Based on Farley et al.’s (2026) scoping review in Behavioral Sciences, one of the fastest growing yet least discussed inclusion challenges may be happening outside the workplace itself.
As organisations increasingly encourage employees to engage online, whether as leaders, experts, academics, journalists, or advocates, social media has become an important space for visibility and influence. Yet it has also become a significant site of harassment. Farley and colleagues reviewed 35 studies spanning politics, education, journalism, healthcare, social work and sport to understand how employees experience harassment on social media, what increases risk, and how organisations respond.
The review found that social media harassment takes many forms, including threats, insults, intimidation, stalking, misinformation, sexual harassment, racism, and hate speech. While the labels vary, the underlying experience is remarkably consistent: employees are targeted through behaviours intended to distress, intimidate, silence, or undermine them.
What makes this particularly relevant to inclusion is that harassment is not experienced equally.

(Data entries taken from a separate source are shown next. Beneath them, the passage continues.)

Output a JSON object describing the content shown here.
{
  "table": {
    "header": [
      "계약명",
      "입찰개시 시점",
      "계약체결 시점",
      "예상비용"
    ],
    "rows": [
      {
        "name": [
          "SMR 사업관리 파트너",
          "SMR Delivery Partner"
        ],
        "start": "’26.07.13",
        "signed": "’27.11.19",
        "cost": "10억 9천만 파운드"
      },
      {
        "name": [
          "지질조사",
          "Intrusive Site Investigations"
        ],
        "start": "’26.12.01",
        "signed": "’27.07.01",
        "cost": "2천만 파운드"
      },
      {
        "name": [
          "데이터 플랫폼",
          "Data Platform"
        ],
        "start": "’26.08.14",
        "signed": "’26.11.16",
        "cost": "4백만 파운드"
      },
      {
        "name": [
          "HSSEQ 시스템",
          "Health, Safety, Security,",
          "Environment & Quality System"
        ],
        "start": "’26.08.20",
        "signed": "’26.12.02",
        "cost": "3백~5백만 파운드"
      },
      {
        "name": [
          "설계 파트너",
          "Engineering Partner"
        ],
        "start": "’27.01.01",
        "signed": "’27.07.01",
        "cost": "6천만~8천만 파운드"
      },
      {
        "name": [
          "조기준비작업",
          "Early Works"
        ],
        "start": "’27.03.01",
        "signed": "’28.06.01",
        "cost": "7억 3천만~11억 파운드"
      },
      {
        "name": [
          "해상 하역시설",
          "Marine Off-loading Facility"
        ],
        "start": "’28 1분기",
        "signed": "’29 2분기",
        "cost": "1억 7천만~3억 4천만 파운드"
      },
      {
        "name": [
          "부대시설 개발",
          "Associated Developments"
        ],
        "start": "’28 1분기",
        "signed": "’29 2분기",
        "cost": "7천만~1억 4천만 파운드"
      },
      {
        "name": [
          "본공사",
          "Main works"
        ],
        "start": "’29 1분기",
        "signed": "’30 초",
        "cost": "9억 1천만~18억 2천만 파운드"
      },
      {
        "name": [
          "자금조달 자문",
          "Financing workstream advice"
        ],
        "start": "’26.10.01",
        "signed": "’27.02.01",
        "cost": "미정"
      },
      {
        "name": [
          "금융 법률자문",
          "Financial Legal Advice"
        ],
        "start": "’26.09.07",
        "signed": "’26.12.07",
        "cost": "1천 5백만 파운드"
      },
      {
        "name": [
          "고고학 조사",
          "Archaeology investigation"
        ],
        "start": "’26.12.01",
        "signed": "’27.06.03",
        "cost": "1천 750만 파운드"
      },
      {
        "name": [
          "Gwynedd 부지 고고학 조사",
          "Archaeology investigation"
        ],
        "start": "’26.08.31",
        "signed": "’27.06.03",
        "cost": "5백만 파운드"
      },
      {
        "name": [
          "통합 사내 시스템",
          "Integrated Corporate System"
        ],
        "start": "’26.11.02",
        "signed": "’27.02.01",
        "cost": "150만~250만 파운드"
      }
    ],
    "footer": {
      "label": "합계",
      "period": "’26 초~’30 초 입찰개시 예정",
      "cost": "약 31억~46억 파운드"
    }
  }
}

Women were more likely to experience gendered and sexualised abuse, including rape threats, unwanted sexual content, and gender-based insults. Ethnic minority individuals often experienced abuse connected to their identity, particularly when discussing issues relating to inequality or inclusion. Those in highly visible roles, or those speaking publicly about divisive topics, appeared especially vulnerable.
The findings suggest that social media harassment can create a powerful chilling effect. Individuals may reduce their participation, self-censor, avoid certain platforms, or withdraw from public conversations altogether. In other words, harassment does not simply affect wellbeing, it can shape whose voices are heard and whose perspectives are absent.
This matters because inclusion is not only about creating opportunities to contribute. It is also about ensuring people can contribute without fear of hostility, intimidation, or personal attack.
Perhaps the most concerning finding was the limited evidence that organisations are responding effectively. Across several studies, employees reported feeling that responsibility for managing harassment was largely placed on them. Advice often focused on ignoring abuse, developing resilience, or managing their own reactions, rather than organisations taking active steps to protect and support employees.
For leaders, this raises an important question.
As organisations increasingly encourage employees to build professional visibility online, are they providing the support, guidance, and protection needed when that visibility attracts abuse?
Creating inclusive workplaces may require us to think beyond what happens inside organisational walls and consider how inclusion is experienced across the wider digital environments where work increasingly takes place.
Farley, Russell, Brooks and Coyne’s review reminds us that psychological safety does not end when employees log on to social media. In many cases, that is where some of the greatest inclusion challenges begin.